Members of the Olympic cycling team were given a look at development of the new Home of Cycling Avantidrome - or velodrome to most - at St Peters School.

The $28.5 million facility is expected to open in late 2013 and will feature a world-class 250-metre track, more than 2000sqm of space for tenants, and a cafe. It will be linked to BMX, road, trail and mountain biking facilities. On hand to check out its progress were Aaron Gate and Westley Gough from the Team Pursuit, Simon Van Velthooven from the keirin, Rushlee Buchanan, Jaime Nielsen, Ethan Mitchell, Sam Webster and Kurt Pickard.

Also there to check out progress was BMX silver medallist Sarah Walker.

Although more at home at the nearby Leamington BMX track, she said she was impressed by what she saw of the velodrome.

"This is going to be something everyone benefits from.

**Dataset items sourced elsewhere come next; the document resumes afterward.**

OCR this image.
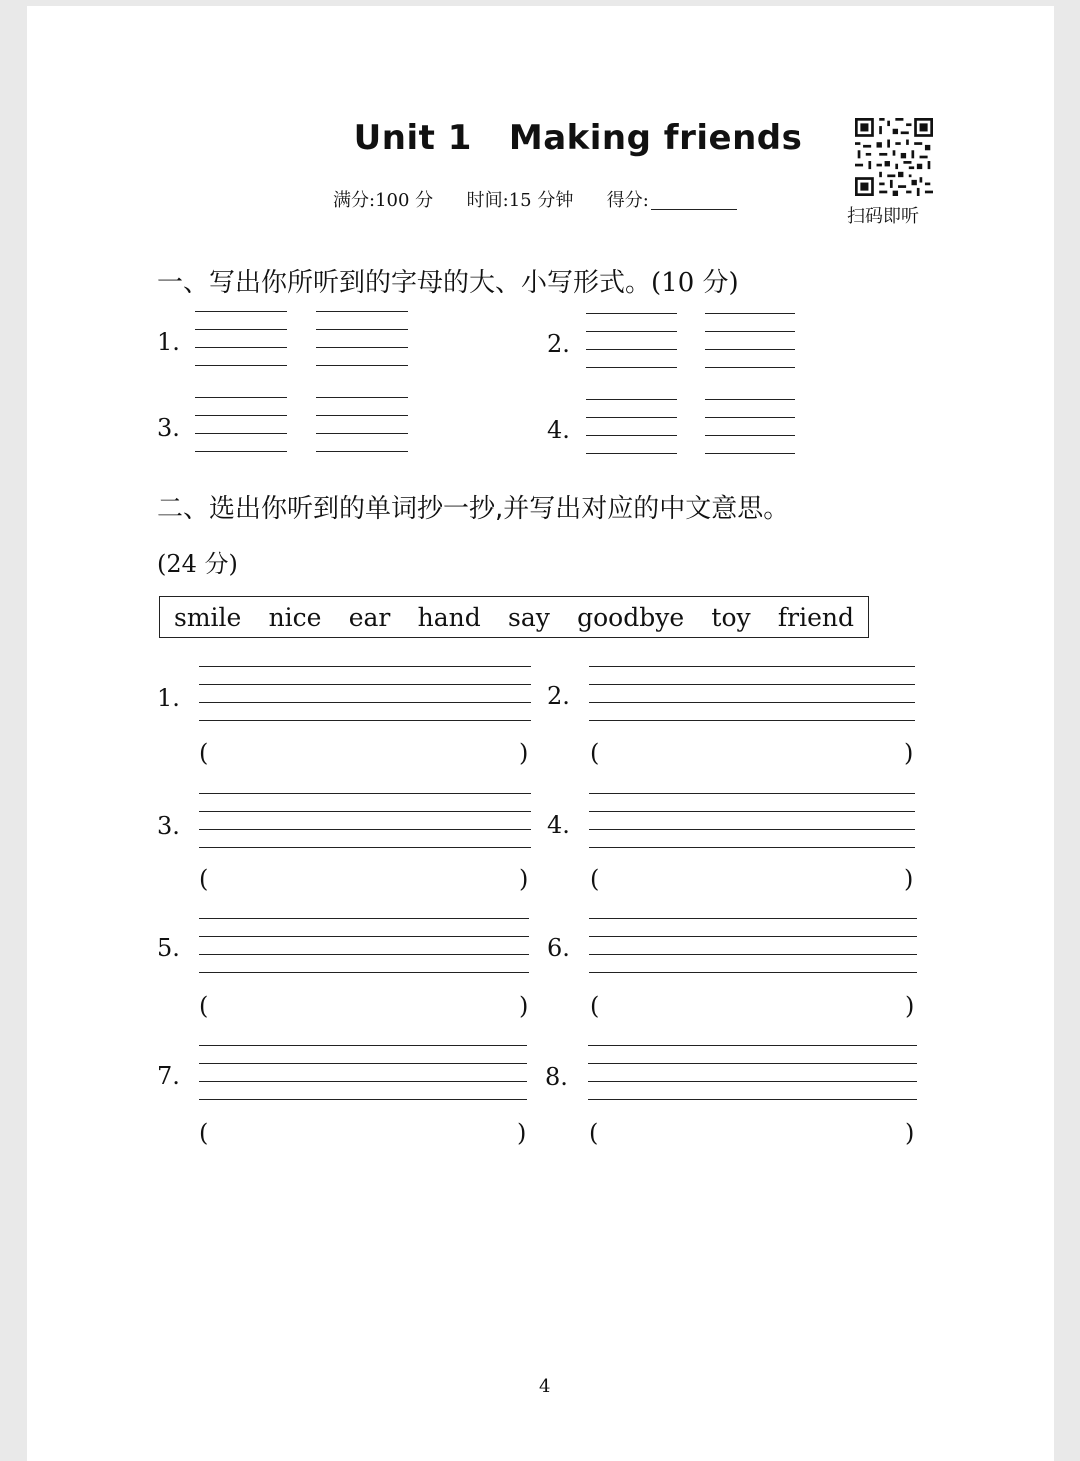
Unit 1   Making friends
满分:100 分 时间:15 分钟 得分:
扫码即听
一、写出你所听到的字母的大、小写形式。(10 分)
1.	2.
3.	4.
二、选出你听到的单词抄一抄,并写出对应的中文意思。
(24 分)
smile nice ear hand say goodbye toy friend
1.
(	)
2.
(	)
3.
(	)
4.
(	)
5.
(	)
6.
(	)
7.
(	)
8.
(	)
4
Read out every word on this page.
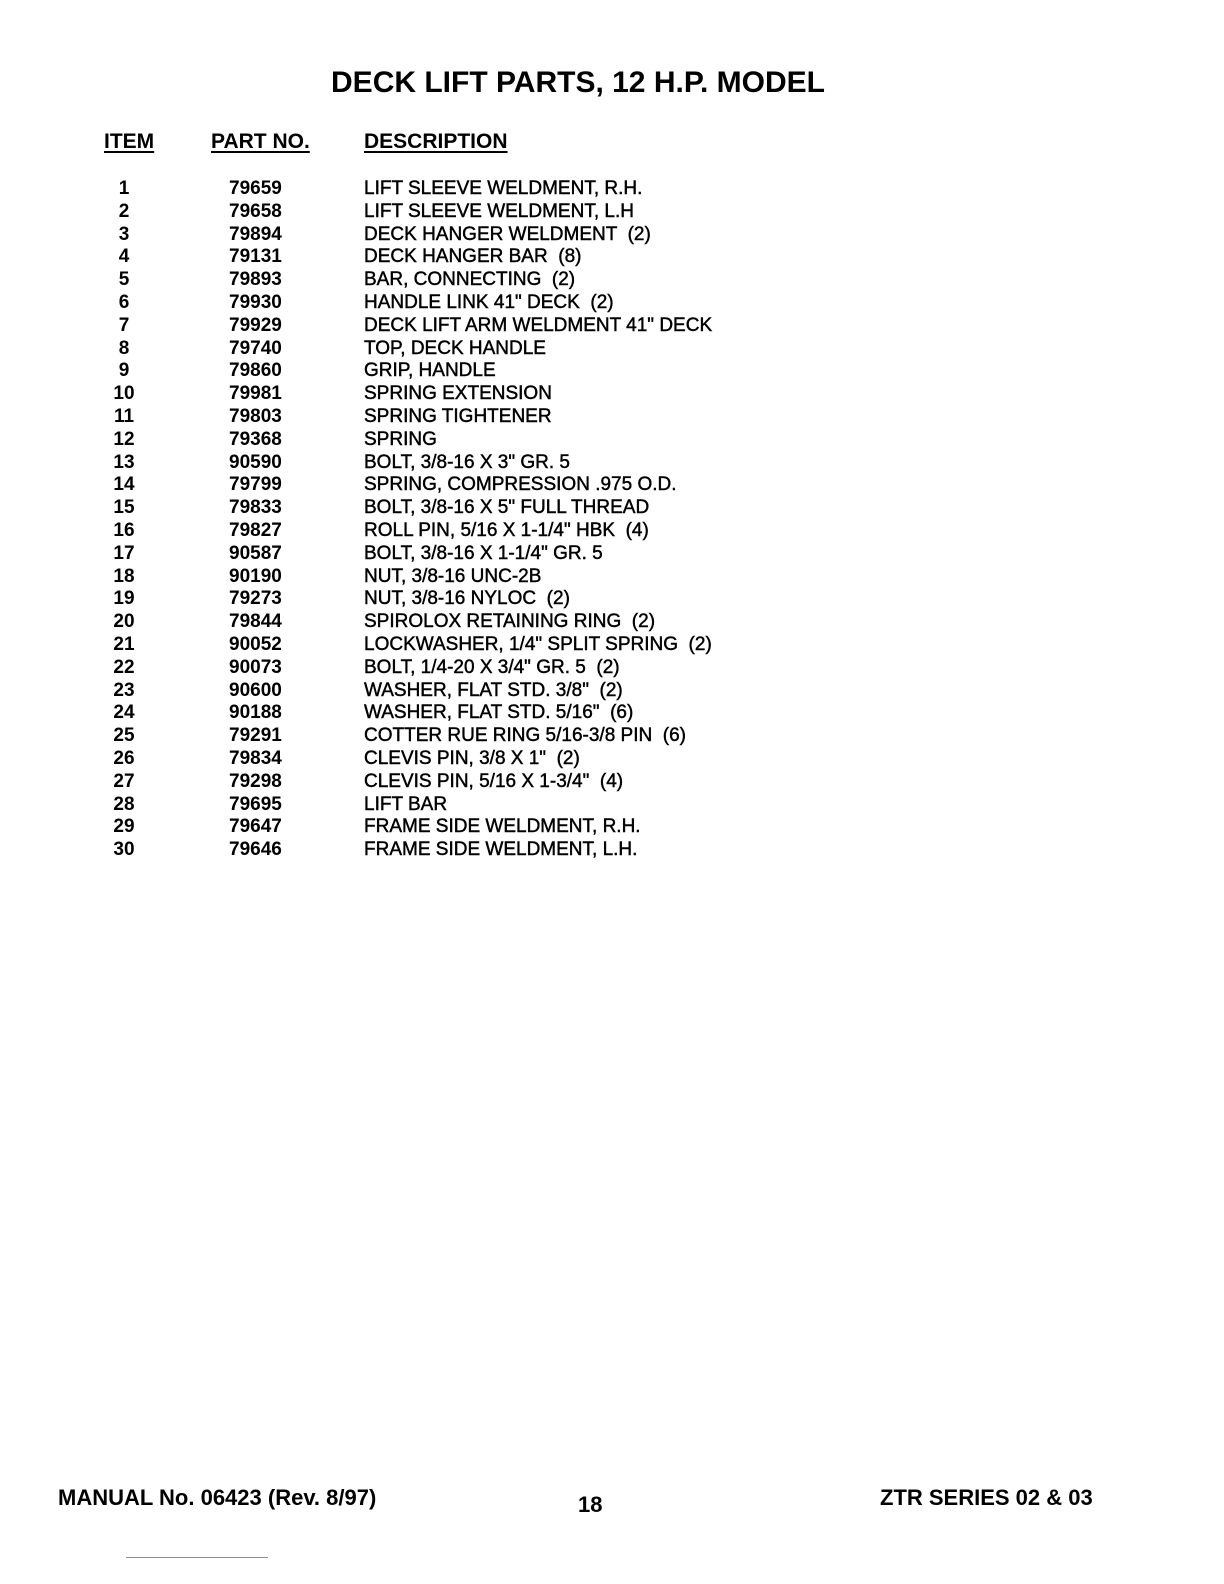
DECK LIFT PARTS, 12 H.P. MODEL
ITEM	PART NO.	DESCRIPTION
1	79659	LIFT SLEEVE WELDMENT, R.H.
2	79658	LIFT SLEEVE WELDMENT, L.H
3	79894	DECK HANGER WELDMENT  (2)
4	79131	DECK HANGER BAR  (8)
5	79893	BAR, CONNECTING  (2)
6	79930	HANDLE LINK 41" DECK  (2)
7	79929	DECK LIFT ARM WELDMENT 41" DECK
8	79740	TOP, DECK HANDLE
9	79860	GRIP, HANDLE
10	79981	SPRING EXTENSION
11	79803	SPRING TIGHTENER
12	79368	SPRING
13	90590	BOLT, 3/8-16 X 3" GR. 5
14	79799	SPRING, COMPRESSION .975 O.D.
15	79833	BOLT, 3/8-16 X 5" FULL THREAD
16	79827	ROLL PIN, 5/16 X 1-1/4" HBK  (4)
17	90587	BOLT, 3/8-16 X 1-1/4" GR. 5
18	90190	NUT, 3/8-16 UNC-2B
19	79273	NUT, 3/8-16 NYLOC  (2)
20	79844	SPIROLOX RETAINING RING  (2)
21	90052	LOCKWASHER, 1/4" SPLIT SPRING  (2)
22	90073	BOLT, 1/4-20 X 3/4" GR. 5  (2)
23	90600	WASHER, FLAT STD. 3/8"  (2)
24	90188	WASHER, FLAT STD. 5/16"  (6)
25	79291	COTTER RUE RING 5/16-3/8 PIN  (6)
26	79834	CLEVIS PIN, 3/8 X 1"  (2)
27	79298	CLEVIS PIN, 5/16 X 1-3/4"  (4)
28	79695	LIFT BAR
29	79647	FRAME SIDE WELDMENT, R.H.
30	79646	FRAME SIDE WELDMENT, L.H.
MANUAL No. 06423 (Rev. 8/97)	18	ZTR SERIES 02 & 03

"With the next Olympics only four years away this is something that will see cycling numbers go up and up, it will encourage more people to take up the sport. And hopefully that means we will get more and more medals," she said.

Buchanan - who at Te Awamutu lives in cycling distance to the velodrome - said she could barely stop grinning at the site of the facility finally being built.

"It is hard to put into words the importance of something like this; it is awesome.

"Cambridge is so accessible for cyclists, for athletes, this facility will be amazing."

The whole of the Waikato was a good riding environment, she said.

"This velodrome is safe: it's not in the middle of the city, and it will be surrounded by miles and miles of superb riding roads," she said. "It is going to be one of the best in the world."

Earlier in the day the riders visited Cambridge Primary School to meet its young pupils and, all going well, inspire a few future Olympians on their road to glory.

They were guests of honour at an assembly, where they answered questions from the students and created a near-riot when they generously passed their medals around lots of pairs of little hands.

"It was so great to see all those kids and I remember watching the Olympics when I was little and dreaming one day I would make it there myself," said Walker.